Dass man sorgen soll, den möglichst schönsten Etrog zu erhalten, ist schon oben erwähnt worden; es ist ein Streit darüber, ob man beim Vertauschen desselben den dritten oder den fünften Teil des Geldes, welches der erste gekostet hat, zuzugeben verpflichtet ist. Ehe man aber irgend ein Verbot von den 365 Verboten übertretet, soll man lieber sein ganzes Vermögen weggeben. – Muss Jemand seinen erstgeborenen Sohn vom Priester einlösen, für fünf Gulden (Sekel), und er soll auch einen Etrog kaufen, hat er aber nicht diese Summe, so muss er den Etrog kaufen, indem ihm sonst die Zeit dazu entläuft (es ist schon mehr als einmal geschehen, dass die Etrogim wegen des weiten Transportes erst nach dem Feste angekommen sind); seinen Sohn auslösen, kann er auch noch nach dem Feste. Verkauft Jemand seinem Nächsten einen Etrog und nachher finden sich Löcher in demselben, so muss der Käufer Beweise bringen, dass diese schon vorher darin gewesen sind. Hat Jemand einen großen Etrog für Geld gekauft und er wird von einem Gelehrten als nicht koscher verworfen, so muss ihm der Verkäufer einstweilen so viel zurück zahlen, dass er sich dafür einen koscheren Etrog kaufen kann; nach dem Feste  muss  die Sache entschieden werden.

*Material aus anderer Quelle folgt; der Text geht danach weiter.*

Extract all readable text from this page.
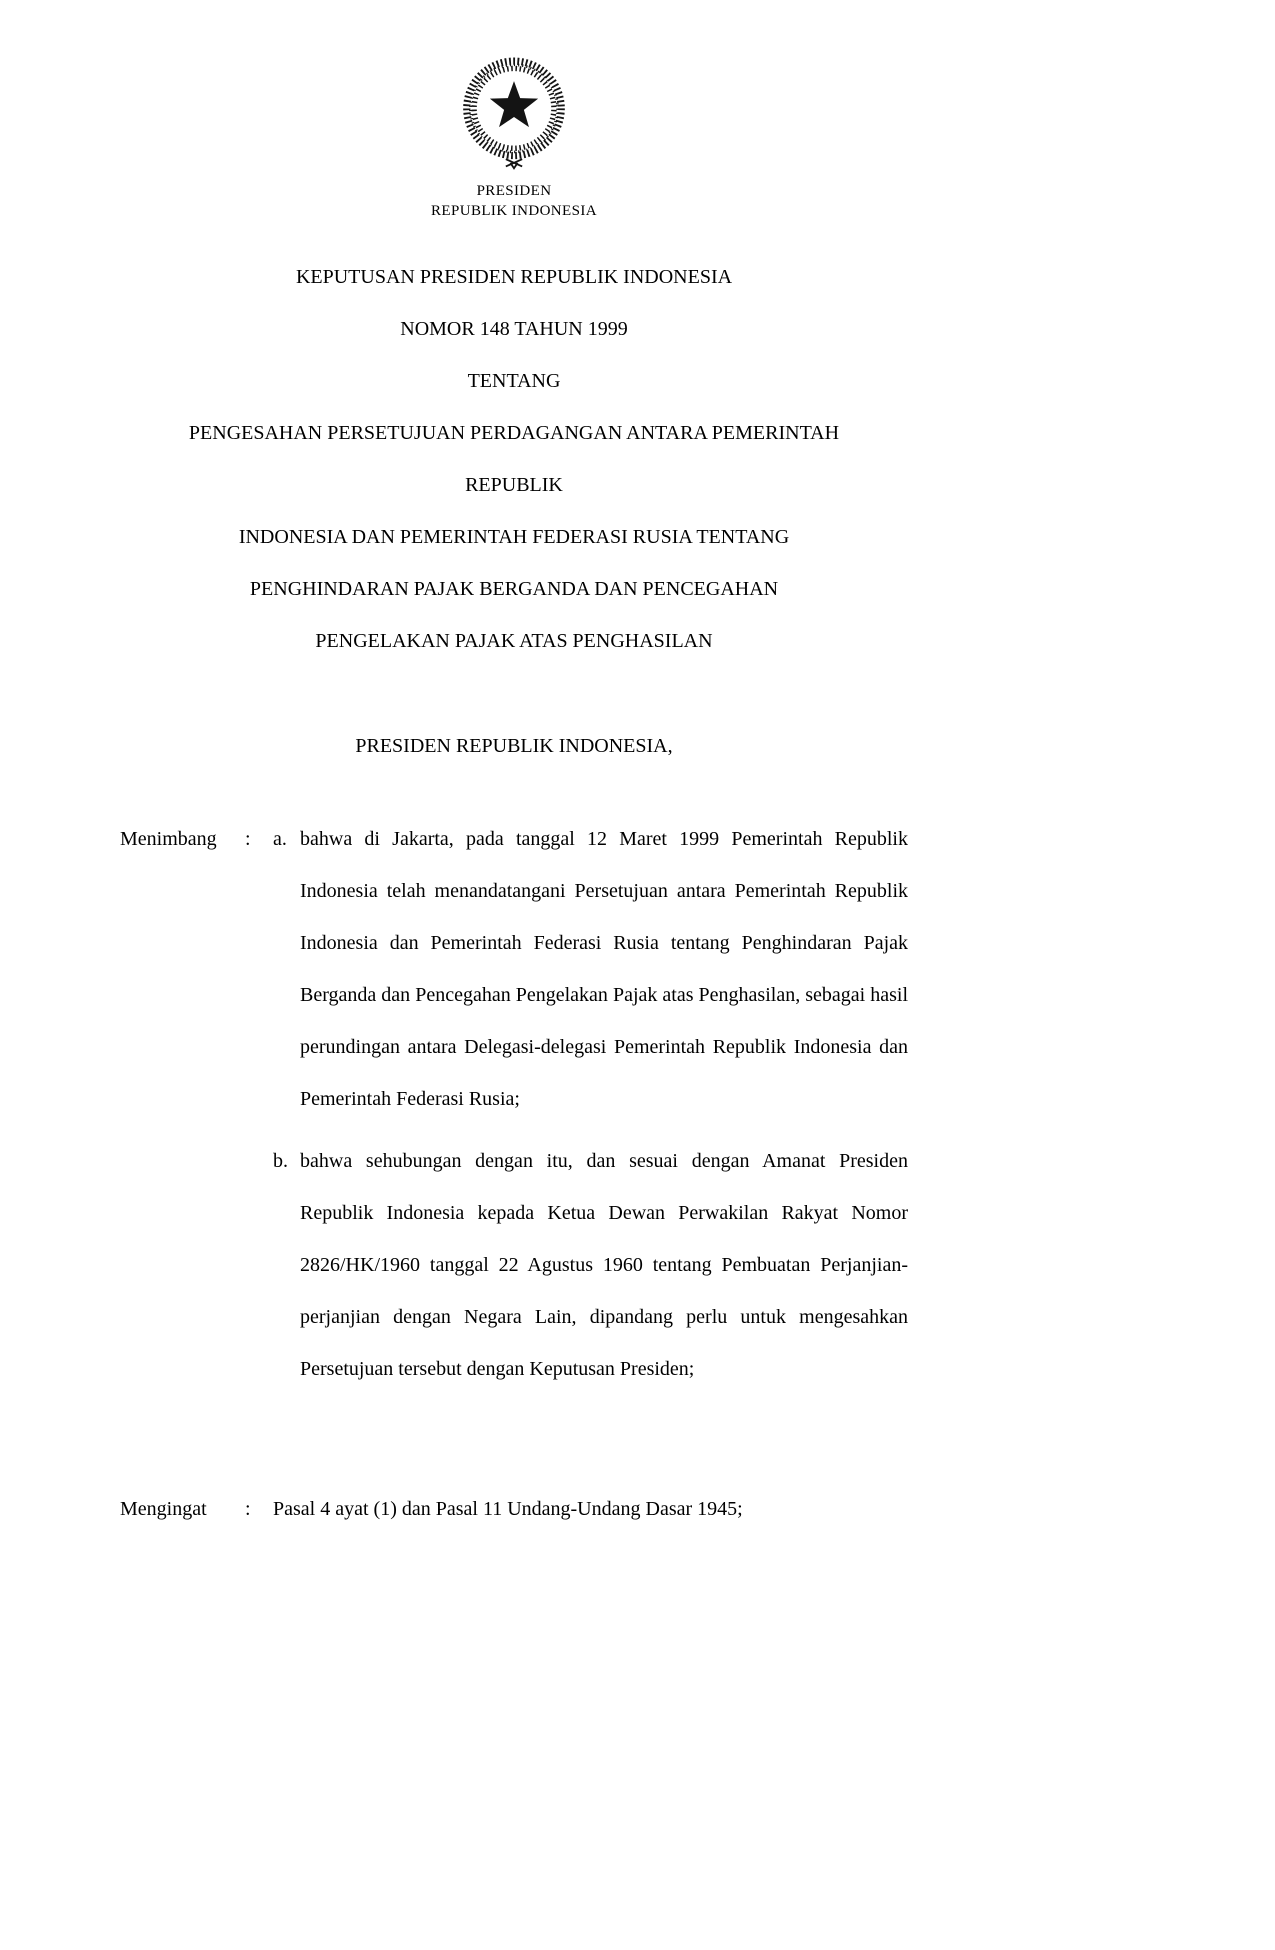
PRESIDEN
REPUBLIK INDONESIA
KEPUTUSAN PRESIDEN REPUBLIK INDONESIA
NOMOR 148 TAHUN 1999
TENTANG
PENGESAHAN PERSETUJUAN PERDAGANGAN ANTARA PEMERINTAH
REPUBLIK
INDONESIA DAN PEMERINTAH FEDERASI RUSIA TENTANG
PENGHINDARAN PAJAK BERGANDA DAN PENCEGAHAN
PENGELAKAN PAJAK ATAS PENGHASILAN
PRESIDEN REPUBLIK INDONESIA,
Menimbang	:	a. bahwa di Jakarta, pada tanggal 12 Maret 1999 Pemerintah Republik Indonesia telah menandatangani Persetujuan antara Pemerintah Republik Indonesia dan Pemerintah Federasi Rusia tentang Penghindaran Pajak Berganda dan Pencegahan Pengelakan Pajak atas Penghasilan, sebagai hasil perundingan antara Delegasi-delegasi Pemerintah Republik Indonesia dan Pemerintah Federasi Rusia;
b. bahwa sehubungan dengan itu, dan sesuai dengan Amanat Presiden Republik Indonesia kepada Ketua Dewan Perwakilan Rakyat Nomor 2826/HK/1960 tanggal 22 Agustus 1960 tentang Pembuatan Perjanjian-perjanjian dengan Negara Lain, dipandang perlu untuk mengesahkan Persetujuan tersebut dengan Keputusan Presiden;
Mengingat	:	Pasal 4 ayat (1) dan Pasal 11 Undang-Undang Dasar 1945;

Sobald ein Knabe den Lulab gehörig zu schütteln versteht, so muss ihm der Vater, wenn er vermögend ist, einen Lulab mit Zubehör kaufen, um ihn an die Ausübung der Gebote zu gewöhnen. am Shabbath darf kein Lulabschütteln stattfinden, selbst wenn der erste Tag des Festes auf einen solchen Tag fällt. Es ist jetzt der Gebrauch, dass die Gemeinde auf allgemeine Kosten einen Lulab mit Zubehör anschafft, besonders in Städten, wo die Etrogim selten zu haben sind oder auch wegen der Armen, die sich keinen anschaffen können; nach dem Talmud  darf Niemand einen Lulab mit Zubehör von seinem Nächsten leihen, er müsste ihm solchen schenken, mit der Bindung, solchen wieder zurückzugeben, denn nach dem Talmud ist eine solche Schenkung auch eine Schenkung.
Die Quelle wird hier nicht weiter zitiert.